De uitspraak op bezwaar is uitsluitend per reguliere post verzonden.

2.14.

Belanghebbende heeft ook in beroep en hoger beroep geen inhoudelijke bezwaren aangevoerd tegen de naheffingsaanslag.

Bezwaar in andere procedures

2.15.

De gemachtigde van belanghebbende heeft in andere belastingprocedures stukken bij het bestuursorgaan ingediend waarop het e-mailadres [e-mailadres] vermeld staat. Dit betreft procedures ter zake van andere belanghebbenden.

2.16.

De Heffingsambtenaar heeft in dit kader afschriften overgelegd van een bezwaarschrift met dagtekening 20 december 2015, een reactie met dagtekening 28 maart 2016 op een door de Heffingsambtenaar in hoger beroep ingediend verweerschrift, een hoger beroepschrift met dagtekening 29 augustus 2016 en een aanvulling op een pro forma hoger beroepschrift met dagtekening 6 april 2017.

2.17.

In de briefhoofden van deze stukken staan de navolgende gegevens met betrekking tot de afzender:

[B]

H.o.d.n. [C]

[D]

[adres] 52

[postcode] [plaats]

Tel.: [telefoonnummer]

Fax.: [faxnummer]

Email: [e-mailadres]

Triodos Bank: [nummer]

(gemachtigde)”.

2.18.

Voorts heeft de gemachtigde van belanghebbende op 3 augustus 2016, in het kader van een beroepsprocedure met nummer BRE 16/792, vanaf het e-mailadres [e-mailadres] een e-mail verzonden naar de afdeling Bezwaar en Beroep van de Belastingsamenwerking West-Brabant (hierna: de Belastingsamenwerking).
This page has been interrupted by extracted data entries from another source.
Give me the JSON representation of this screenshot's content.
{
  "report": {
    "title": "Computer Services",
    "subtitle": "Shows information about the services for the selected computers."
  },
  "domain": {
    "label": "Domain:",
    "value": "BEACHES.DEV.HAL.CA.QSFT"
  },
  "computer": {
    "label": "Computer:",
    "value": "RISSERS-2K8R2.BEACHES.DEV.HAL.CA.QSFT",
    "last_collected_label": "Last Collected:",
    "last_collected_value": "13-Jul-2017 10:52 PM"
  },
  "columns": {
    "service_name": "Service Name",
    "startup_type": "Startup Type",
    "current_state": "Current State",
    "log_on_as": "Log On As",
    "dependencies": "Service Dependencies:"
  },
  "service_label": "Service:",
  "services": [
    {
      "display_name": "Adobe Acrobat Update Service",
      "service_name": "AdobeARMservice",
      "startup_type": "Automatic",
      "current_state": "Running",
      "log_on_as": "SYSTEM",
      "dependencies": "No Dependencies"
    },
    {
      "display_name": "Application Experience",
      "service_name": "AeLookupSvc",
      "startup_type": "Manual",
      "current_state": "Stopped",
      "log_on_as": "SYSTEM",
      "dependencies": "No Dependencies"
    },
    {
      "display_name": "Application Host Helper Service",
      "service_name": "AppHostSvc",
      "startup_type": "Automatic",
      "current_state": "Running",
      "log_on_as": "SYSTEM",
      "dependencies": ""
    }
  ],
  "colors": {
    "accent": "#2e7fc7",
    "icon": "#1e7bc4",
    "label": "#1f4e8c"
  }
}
Verder heeft de Belastingsamenwerking in een eerdere beroepszaak (BK-SHE 16/03703) over een betaling van kostenvergoeding met gemachtigde gecommuniceerd via zijn e-mailadres: [e-mailadres] .
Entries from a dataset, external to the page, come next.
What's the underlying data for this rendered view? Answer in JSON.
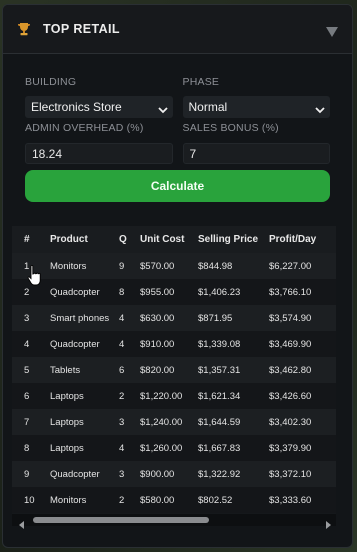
{
  "header": {
    "title": "TOP RETAIL",
    "icon": "trophy-icon"
  },
  "form": {
    "building": {
      "label": "BUILDING",
      "value": "Electronics Store"
    },
    "phase": {
      "label": "PHASE",
      "value": "Normal"
    },
    "admin_overhead": {
      "label": "ADMIN OVERHEAD (%)",
      "value": "18.24"
    },
    "sales_bonus": {
      "label": "SALES BONUS (%)",
      "value": "7"
    },
    "calculate_label": "Calculate"
  },
  "table": {
    "columns": [
      "#",
      "Product",
      "Q",
      "Unit Cost",
      "Selling Price",
      "Profit/Day"
    ],
    "rows": [
      [
        "1",
        "Monitors",
        "9",
        "$570.00",
        "$844.98",
        "$6,227.00"
      ],
      [
        "2",
        "Quadcopter",
        "8",
        "$955.00",
        "$1,406.23",
        "$3,766.10"
      ],
      [
        "3",
        "Smart phones",
        "4",
        "$630.00",
        "$871.95",
        "$3,574.90"
      ],
      [
        "4",
        "Quadcopter",
        "4",
        "$910.00",
        "$1,339.08",
        "$3,469.90"
      ],
      [
        "5",
        "Tablets",
        "6",
        "$820.00",
        "$1,357.31",
        "$3,462.80"
      ],
      [
        "6",
        "Laptops",
        "2",
        "$1,220.00",
        "$1,621.34",
        "$3,426.60"
      ],
      [
        "7",
        "Laptops",
        "3",
        "$1,240.00",
        "$1,644.59",
        "$3,402.30"
      ],
      [
        "8",
        "Laptops",
        "4",
        "$1,260.00",
        "$1,667.83",
        "$3,379.90"
      ],
      [
        "9",
        "Quadcopter",
        "3",
        "$900.00",
        "$1,322.92",
        "$3,372.10"
      ],
      [
        "10",
        "Monitors",
        "2",
        "$580.00",
        "$802.52",
        "$3,333.60"
      ]
    ]
  },
  "colors": {
    "accent": "#29a33c",
    "panel": "#121518",
    "header": "#17191c"
  }
}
3 Geschil, alsmede standpunten en conclusies van partijen

3.1.

Het geschil betreft het antwoord op de volgende vragen:

I. Heeft de Heffingsambtenaar het bezwaar tegen de naheffingsaanslag terecht niet-ontvankelijk verklaard?

II. Heeft belanghebbende recht op een dwangsom als bedoeld in artikel 4:17 van de Algemene wet bestuursrecht (hierna: de Awb)?
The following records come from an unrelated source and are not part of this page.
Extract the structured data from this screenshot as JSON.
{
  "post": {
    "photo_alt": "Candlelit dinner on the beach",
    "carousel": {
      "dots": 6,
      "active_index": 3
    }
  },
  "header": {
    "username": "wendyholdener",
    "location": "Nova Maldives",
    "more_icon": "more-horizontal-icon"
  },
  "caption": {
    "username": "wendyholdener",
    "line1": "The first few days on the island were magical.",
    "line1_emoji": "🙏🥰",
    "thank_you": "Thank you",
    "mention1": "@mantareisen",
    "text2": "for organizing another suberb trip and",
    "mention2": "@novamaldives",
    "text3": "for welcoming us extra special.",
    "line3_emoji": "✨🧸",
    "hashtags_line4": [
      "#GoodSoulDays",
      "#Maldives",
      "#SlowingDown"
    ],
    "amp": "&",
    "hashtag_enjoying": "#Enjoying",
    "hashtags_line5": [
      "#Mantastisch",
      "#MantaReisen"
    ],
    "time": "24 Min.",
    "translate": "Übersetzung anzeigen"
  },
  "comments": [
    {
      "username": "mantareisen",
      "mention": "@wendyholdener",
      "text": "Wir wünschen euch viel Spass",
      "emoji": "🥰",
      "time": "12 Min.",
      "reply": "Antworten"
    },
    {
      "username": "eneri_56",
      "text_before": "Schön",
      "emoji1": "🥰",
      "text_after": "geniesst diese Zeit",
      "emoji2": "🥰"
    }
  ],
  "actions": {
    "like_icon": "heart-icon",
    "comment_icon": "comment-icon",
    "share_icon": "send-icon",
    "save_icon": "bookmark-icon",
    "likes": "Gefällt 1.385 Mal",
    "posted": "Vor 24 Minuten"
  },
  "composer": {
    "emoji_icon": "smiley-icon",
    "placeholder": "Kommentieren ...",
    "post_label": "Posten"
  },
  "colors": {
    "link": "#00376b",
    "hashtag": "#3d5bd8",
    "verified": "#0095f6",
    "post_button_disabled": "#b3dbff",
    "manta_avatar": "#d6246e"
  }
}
III. Heeft de Heffingsambtenaar de hoorplicht als bedoeld in artikel 7:2, lid 1, van de Awb geschonden doordat hij verzuimd heeft om belanghebbende respectievelijk de gemachtigde van belanghebbende te horen in de bezwaarfase?

3.2.

Belanghebbende is van mening dat vraag I ontkennend beantwoord moet worden en vragen II en III bevestigend. De Heffingsambtenaar is de tegenovergestelde opvatting toegedaan.

3.3.

Partijen doen hun standpunten in hoger beroep steunen op de gronden welke daartoe door hen zijn aangevoerd in de van hen afkomstige stukken, waarvan de inhoud als hier ingevoegd moet worden aangemerkt.

3.4.

Belanghebbende concludeert tot gegrondverklaring van het hoger beroep, vernietiging van de uitspraak van de Rechtbank, vernietiging van de uitspraak op bezwaar, terugwijzing van het geding naar de Heffingsambtenaar en toekenning van een dwangsom als bedoeld in artikel 4:17 van de Awb. De Heffingsambtenaar concludeert tot bevestiging van de uitspraak van de Rechtbank.